Effects of arnebin-1 on proliferation and neovascularization in diabetic rats. (A) Effects of arnebin-1 on the expression levels of proliferating cell nuclear antigen (PCNA), a nuclear cell proliferation marker. Upper panel shows representative blots of the protein level of PCNA. Lower panel shows the quantification of the PCNA protein level. (B) Effects of arnebin-1 on wound vascularity. Wound sections were stained with an anti-CD31 antibody and detected with Cy3 (red). Representative immunofluorescence images of wound samples on day 7 after treatment. Immunostaining for CD31-positive blood vessels (red) was performed to show vasculature in wounds, and nuclei (blue) were counterstained with Hoechst 33342. (C) Quantitative analysis of CD31-positive blood vessels in each section. Results are expressed as the number of vessels per high-power field. (D) Effects of arnebin-1 on the expression levels of CD31. Upper panel shows representative blots of the protein level of CD31. Lower panel shows the quantification of the CD31 protein level. Bars represent the means ± SEM. ^*P<0.05, ^**P<0.01 vs. non-diabetic rats; ^##P<0.01 vs. diabetic rats. n=6 for each group.

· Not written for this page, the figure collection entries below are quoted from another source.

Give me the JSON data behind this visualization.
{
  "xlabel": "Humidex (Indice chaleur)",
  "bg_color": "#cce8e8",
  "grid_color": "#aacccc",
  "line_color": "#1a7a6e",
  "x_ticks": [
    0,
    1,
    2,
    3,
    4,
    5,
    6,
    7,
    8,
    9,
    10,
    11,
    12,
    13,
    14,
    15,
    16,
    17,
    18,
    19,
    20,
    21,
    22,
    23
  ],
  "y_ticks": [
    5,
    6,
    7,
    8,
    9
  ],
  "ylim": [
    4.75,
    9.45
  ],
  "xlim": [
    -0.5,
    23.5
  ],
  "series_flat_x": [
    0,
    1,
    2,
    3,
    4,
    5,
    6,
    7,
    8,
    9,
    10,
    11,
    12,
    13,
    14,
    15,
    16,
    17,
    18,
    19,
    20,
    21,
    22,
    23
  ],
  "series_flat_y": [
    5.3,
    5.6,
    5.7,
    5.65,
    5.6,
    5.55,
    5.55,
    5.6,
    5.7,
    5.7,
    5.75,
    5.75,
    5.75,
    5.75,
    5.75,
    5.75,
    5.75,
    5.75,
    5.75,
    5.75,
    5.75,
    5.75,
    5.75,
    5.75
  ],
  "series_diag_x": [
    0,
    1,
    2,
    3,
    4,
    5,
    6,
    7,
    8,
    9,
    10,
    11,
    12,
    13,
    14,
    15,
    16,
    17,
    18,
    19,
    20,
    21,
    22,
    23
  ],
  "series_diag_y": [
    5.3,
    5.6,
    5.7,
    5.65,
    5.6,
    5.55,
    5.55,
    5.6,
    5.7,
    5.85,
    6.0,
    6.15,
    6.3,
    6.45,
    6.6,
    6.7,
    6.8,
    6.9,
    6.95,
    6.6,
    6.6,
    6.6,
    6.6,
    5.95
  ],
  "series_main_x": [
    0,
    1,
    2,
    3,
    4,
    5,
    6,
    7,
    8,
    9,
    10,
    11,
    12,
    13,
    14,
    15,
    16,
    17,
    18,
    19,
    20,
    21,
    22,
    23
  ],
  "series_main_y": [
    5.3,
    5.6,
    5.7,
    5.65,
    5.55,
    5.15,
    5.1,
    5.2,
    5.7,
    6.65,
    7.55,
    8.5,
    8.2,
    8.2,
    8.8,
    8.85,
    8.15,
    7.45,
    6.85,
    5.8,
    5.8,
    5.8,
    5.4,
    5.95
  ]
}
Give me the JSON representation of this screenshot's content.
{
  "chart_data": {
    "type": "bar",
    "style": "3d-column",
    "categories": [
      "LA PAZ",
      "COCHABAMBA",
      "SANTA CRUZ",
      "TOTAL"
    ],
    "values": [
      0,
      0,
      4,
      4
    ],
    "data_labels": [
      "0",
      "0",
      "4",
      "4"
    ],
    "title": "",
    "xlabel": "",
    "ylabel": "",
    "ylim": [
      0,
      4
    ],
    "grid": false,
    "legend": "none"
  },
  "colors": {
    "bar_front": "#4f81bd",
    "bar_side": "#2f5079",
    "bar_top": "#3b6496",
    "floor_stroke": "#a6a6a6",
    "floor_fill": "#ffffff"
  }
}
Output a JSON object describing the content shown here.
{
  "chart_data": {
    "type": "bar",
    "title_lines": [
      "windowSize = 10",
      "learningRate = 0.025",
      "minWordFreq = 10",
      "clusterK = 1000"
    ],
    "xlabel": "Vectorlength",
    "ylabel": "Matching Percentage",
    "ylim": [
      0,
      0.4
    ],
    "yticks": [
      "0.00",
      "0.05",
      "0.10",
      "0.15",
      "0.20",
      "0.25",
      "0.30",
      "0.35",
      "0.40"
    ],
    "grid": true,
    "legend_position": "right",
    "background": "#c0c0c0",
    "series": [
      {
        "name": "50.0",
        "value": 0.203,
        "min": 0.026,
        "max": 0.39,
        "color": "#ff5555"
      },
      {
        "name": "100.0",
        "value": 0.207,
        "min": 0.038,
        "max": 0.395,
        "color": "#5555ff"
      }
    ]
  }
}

D+V, diabetic rats treated with the vehicle; D+A, diabetic rats treated with arnebin-1.

Figure 8

Schematic diagram of the mechanisms through which arnebin-1 promotes vascularization and wound healing. Arnebin-1 treatment leads to the accumulation of hypoxia-inducible factor (HIF)-1α, and the consequent upregulation of VEGF and endothelial nitric oxide synthase (eNOS). The expression of HIF-1α target genes in turn promotes neovascularization in diabetic wounds through angiogenesis and vasculogenesis.